「また今日も、この作業で1日が終わった……」
そんな虚しさを感じたことはありませんか? 私はあります。
何度も、何度も。
私はとある企業で採用担当として働いています。
新卒採用から中途採用まで、ありがたいことにいろんな領域の採用を経験させてもらってきました。
気づけば、この仕事に携わってもうすぐ10年。
一言で表すなら、とにかく「細かくて、煩雑で、やることが多すぎる!」仕事です。
応募者への電話連絡、給与の計算・表作成、面接や面談の日程調整など、業務は多岐にわたります。
私の会社では常に誰かが忙しく、採用数に波はあっても、実態は「1年中ずっと繁忙期」のような状態でした。
🛑 「根性論」と「残業削減」の狭間で
あまりの忙しさに「メンバーを増やしてほしい」と上に掛け合っても、返ってくるのは厳しい現実でした。

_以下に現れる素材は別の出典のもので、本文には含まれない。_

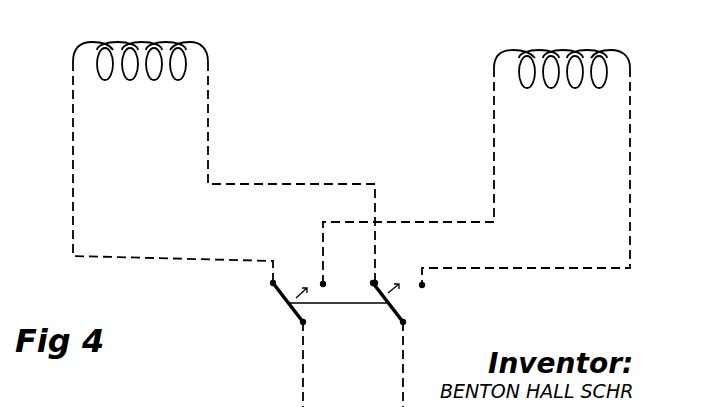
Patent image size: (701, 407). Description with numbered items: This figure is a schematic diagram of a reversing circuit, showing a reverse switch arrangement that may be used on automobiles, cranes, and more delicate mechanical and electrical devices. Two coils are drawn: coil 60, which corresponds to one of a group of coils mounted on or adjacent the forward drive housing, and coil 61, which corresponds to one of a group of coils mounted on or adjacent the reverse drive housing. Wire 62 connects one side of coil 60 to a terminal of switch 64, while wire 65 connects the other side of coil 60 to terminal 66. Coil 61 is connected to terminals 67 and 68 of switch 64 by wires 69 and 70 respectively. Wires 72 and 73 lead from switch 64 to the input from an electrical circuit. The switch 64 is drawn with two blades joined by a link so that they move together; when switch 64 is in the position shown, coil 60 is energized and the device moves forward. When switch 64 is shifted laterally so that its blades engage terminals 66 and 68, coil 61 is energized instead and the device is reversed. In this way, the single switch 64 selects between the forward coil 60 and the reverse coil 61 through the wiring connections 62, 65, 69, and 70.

The coil 60 is at (138, 42).
The coil 61 is at (568, 52).
The wire 62 is at (72, 116).
The wire 65 is at (210, 129).
The wire 69 is at (493, 99).
The wire 70 is at (634, 119).
The terminal 66 is at (373, 282).
The terminal 67 is at (321, 282).
The terminal 68 is at (425, 286).
The switch 64 is at (340, 304).
The wire 72 is at (305, 381).
The wire 73 is at (405, 368).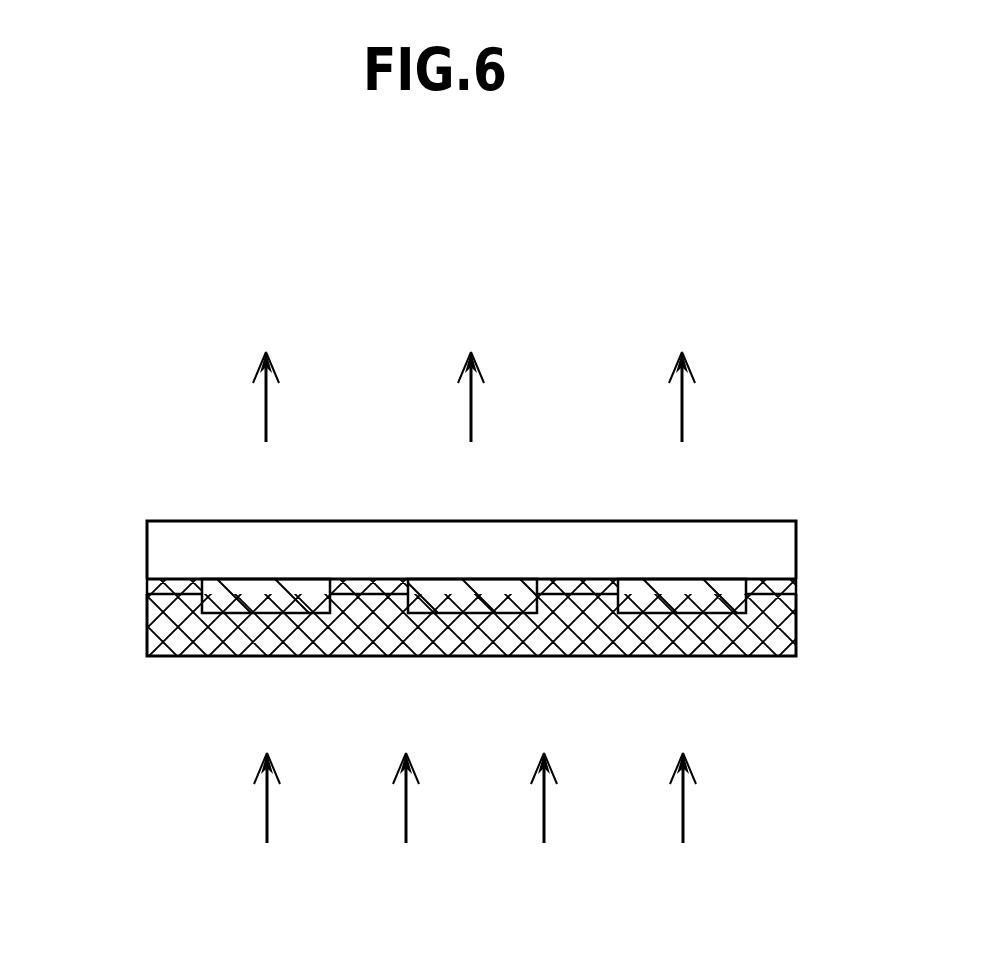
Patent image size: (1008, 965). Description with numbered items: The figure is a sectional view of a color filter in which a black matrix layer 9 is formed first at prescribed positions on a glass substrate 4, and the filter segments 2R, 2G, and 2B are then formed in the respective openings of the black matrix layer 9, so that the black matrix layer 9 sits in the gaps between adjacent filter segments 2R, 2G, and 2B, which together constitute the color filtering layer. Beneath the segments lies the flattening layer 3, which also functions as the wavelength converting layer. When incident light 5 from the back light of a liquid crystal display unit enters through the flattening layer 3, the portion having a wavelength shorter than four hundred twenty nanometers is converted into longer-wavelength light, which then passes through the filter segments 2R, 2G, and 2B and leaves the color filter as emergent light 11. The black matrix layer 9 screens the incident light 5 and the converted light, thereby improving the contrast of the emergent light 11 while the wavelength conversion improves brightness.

The emergent light 11 is at (474, 356).
The incident light 5 is at (475, 839).
The glass substrate 4 is at (187, 560).
The black matrix layer 9 is at (773, 583).
The flattening layer 3 is at (773, 627).
The filter segment 2G is at (272, 595).
The filter segment 2R is at (457, 595).
The filter segment 2B is at (677, 593).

人事はいわゆる「コスト部門」。直接利益を生む部署ではないため、会社も簡単には増員に首を縦に振ってくれません。
それどころか、
「業務の優先順位が間違っているんじゃないか」
「無駄なことをしているから終わらないんじゃないか」
「やる気や根性が足りないんじゃないか」
そんな言葉をかけられることすらありました。
追い打ちをかけるように、残業が増えれば今度はそこを厳しく指摘されます。
「残業はコストなんだから、なるべく抑えなさい。サービス残業ももちろんNGだからね」
増員はダメ、残業もダメ。
そうなると、日々の業務に追われて必要最低限の仕事しか手をつけられなくなります。
「本当はやった方がいい大切なこと」は、すべて後回しにするしかありませんでした。
何とか成果は出していたものの、根性論だけでは長くは続かない。
「応募者一人ひとりと誠実に向き合う時間」や「紹介会社の担当者と密に連携する時間」を作るには、事務作業を極限まで削減するしかない――そう確信しました。
💡 最初に思いついた解決策は「指を早く動かすこと」
そこで当時、私が本気で考えたのがこれでした。
「指を早く動かせば、仕事は早く終わる!」(これ、本当に大真面目にやっていた話です。笑)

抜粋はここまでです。